#fancer

#fancer

Tuesday, June 16, 2015

How To Help

When I submitted my video to The FoodBabe Video Contest, I was doing it to get my story out.  Not because I felt I could help other patients.  But because, when we started out on our journey, it would have been helpful to have met someone like my sister and myself.  Someone who had done the research.  Who had done a crazy diet.  Someone to help us start on which way I wanted to do my journey.

But even as I said that, I wasn't confident that anyone would want to hear what I had to say.  To hear about the crazy journey I ended up taking.

Enter my new friend, S.  She saw my video, found me on Facebook, and contacted me.  How crazy and awesome is that?  We have talked on the phone, texted, and she came over today to talk.  I wish I could have guided her more in her journey.  But that is what I have been saying from the beginning - I can only tell you what I did and what worked for me.  Everyone has to figure out for themselves what is best for them.  But I do feel, however, that I do have some good information for anyone looking to get toxins out of their lives.  Albeit food toxins, environmental toxins, body care toxins, and/or emotional toxins.

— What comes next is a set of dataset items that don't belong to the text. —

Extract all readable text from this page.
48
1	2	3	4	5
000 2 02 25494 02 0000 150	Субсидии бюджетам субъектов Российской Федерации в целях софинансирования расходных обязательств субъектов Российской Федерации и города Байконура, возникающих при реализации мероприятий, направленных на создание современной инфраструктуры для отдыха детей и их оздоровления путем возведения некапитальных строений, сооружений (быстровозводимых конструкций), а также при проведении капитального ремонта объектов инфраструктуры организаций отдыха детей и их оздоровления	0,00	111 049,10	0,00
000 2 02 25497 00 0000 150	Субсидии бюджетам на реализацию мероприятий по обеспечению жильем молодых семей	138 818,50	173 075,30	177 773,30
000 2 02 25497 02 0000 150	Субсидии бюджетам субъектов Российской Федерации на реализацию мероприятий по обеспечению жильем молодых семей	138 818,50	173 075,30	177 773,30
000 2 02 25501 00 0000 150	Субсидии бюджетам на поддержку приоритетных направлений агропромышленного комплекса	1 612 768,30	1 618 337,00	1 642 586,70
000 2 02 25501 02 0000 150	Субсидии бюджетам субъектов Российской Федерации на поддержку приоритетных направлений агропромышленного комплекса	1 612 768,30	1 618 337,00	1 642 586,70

S said she is having a hard time telling people what NOT to bring into her house.  I totally get that.  Here were people wanting to help, wanting to bring me food, wanting to get me bath products, etc, and I couldn't use them.  How do you throw that back in someone's face?  There is no easy way.  Say you would like to exchange it?  That is rude.  Say you don't want it because is had bad ingredients/products in it?  Rude.  And people think you are overreacting.  I saw it in their eyes.  I still see it in their eyes when I say no thank you to the homemade cupcake.  It is hard.

I wrote a post awhile back thinking I was being so helpful.  http://raiseyourheads.blogspot.com/2013/04/chemoradiation-baskets.html  I just reread it.  Eye opening.  I was so far away from where I am today as far as what I am putting in my body and on my body.

That gave me the idea for this post.  What can friends do or give if their friend or family member has just been diagnosed and they decide to go the route of changing their diets and lifestyles to get rid of cancer naturally and/or in conjunction with treatment?  These are only my opinions.  But much better than the chicken with ritz crackers you were thinking about!

The first thing that always comes to mind is a meal.  It works out perfectly for the giver and the receiver.  The giver gets to lovingly prepare a meal that the receiver will get to eat and heal while eating it.  And when you are using your diet as a medicine, this becomes even more meaningful.  Everybody is going to change their diet differently, but I know all will come to the conclusion that anything in a  box or bag is not part of their diet anymore.  Prepare them a meal of quinoa with veggies.  Bring them a homemade smoothie made of veggies that are organic.  I did no fruit so find out if they are eating that or not.  You should drink a smoothie within a few hours so make it fresh.  Lentil pasta is really yummy with organic spaghetti sauce.  You can be creative.  Just NOTHING processed, please.

I have recipes I plan on sharing soon.  Recipes that I eat and are pretty clean and devoid of as many toxins as possible.  Stay tuned...

Even better than a meal is a gift certificate to Whole Foods or Kroger.  Eating raw and real food is expensive.  It is still one of my favorite gifts.  The patient needs to relearn how to eat so this forces them to walk the aisles, read packages, and figure out what their body needs.  Kroger has more than doubled the amount of organic products they carry in the six months since I was re-diagnosed.  I cannot vouch for Publix just because I don't shop there.  No other reason than it is further away from my house. (I did go to Publix last week and found it lacking in organic food.)

If you cannot afford a monetary gift, ask them if you can do some research for them.  Or go to doctor appointments to take notes.  The amount of information that is thrown at you is crazy.

Just show up.  Do the dishes without asking.  Just do it.  Do the laundry.  Don't ask.  Just do it. Take their kids to the park or out to lunch.  Don't ask.  Just do it.  Help clean their house.  Don't ask.  Just do it.

Just do it.

Give them a journal.  I truly believe that emotional toxins are just as bad as the ones we put in our bodies.  We ALL need to get rid of resentment and anger and fear and anything that isn't joy and calmness.  If they have kids, come over and MAKE them go relax.  During my 3 months of chemo, EVERY day I rested/journaled/meditated for 3 hours.  I didn't realize how much it helped me physically, emotionally, and my soul until I stopped having it every day.

Send flowers.  Or pick some up when you are at the grocery and drop them off.  Give a relaxing CD.  Give candles to burn.  I was only burning beeswax candles.  (Soy has been linked to cancer.)

I have lots of other ideas for more fun ideas, but don't like to write long posts.  Email me if you want other suggestions.  Dawning09@icloud.com

Thank you for helping your friends and family get through chemo and treatments.  We all need a team of people on our side and helping us get through this bump in the road.  Having help and support helps us look forward to getting over that bump and coasting down the other side cancer free and with smiles on our faces.